What is pancytopenia, and how does it relate to SLE and opportunistic infections?

Pancytopenia refers to a deficiency in all three types of blood cells: red blood cells, white blood cells, and platelets. In the context of this case, pancytopenia was identified through laboratory tests and further investigated with a bone marrow aspiration, which revealed hypoplasia (reduced production of blood cells). Pancytopenia in SLE patients can result from the disease itself, immunosuppressive medications, or infections. Managing pancytopenia involves identifying and addressing the underlying cause, which may include adjusting medications or treating infections, and may require supportive care such as blood transfusions.

Why is there a risk of infection when using systemic glucocorticoids to treat systemic lupus erythematosus (SLE)?

Systemic glucocorticoids are immunosuppressive medications commonly used in managing SLE to reduce inflammation and control the autoimmune response.
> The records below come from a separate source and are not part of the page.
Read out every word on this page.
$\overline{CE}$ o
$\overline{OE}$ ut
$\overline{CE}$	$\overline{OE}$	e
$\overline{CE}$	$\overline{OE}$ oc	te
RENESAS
However, these medications also increase the risk of opportunistic infections by further weakening the immune system. In this case, the relapse of hemoplasmosis coincided with the introduction of systemic glucocorticoids, illustrating the delicate balance between immunosuppression and infection risk. Careful monitoring and tailored treatment strategies are crucial to minimize the risk of infections while effectively managing SLE symptoms. This balance often requires personalized approaches and continuous evaluation of the patient's condition.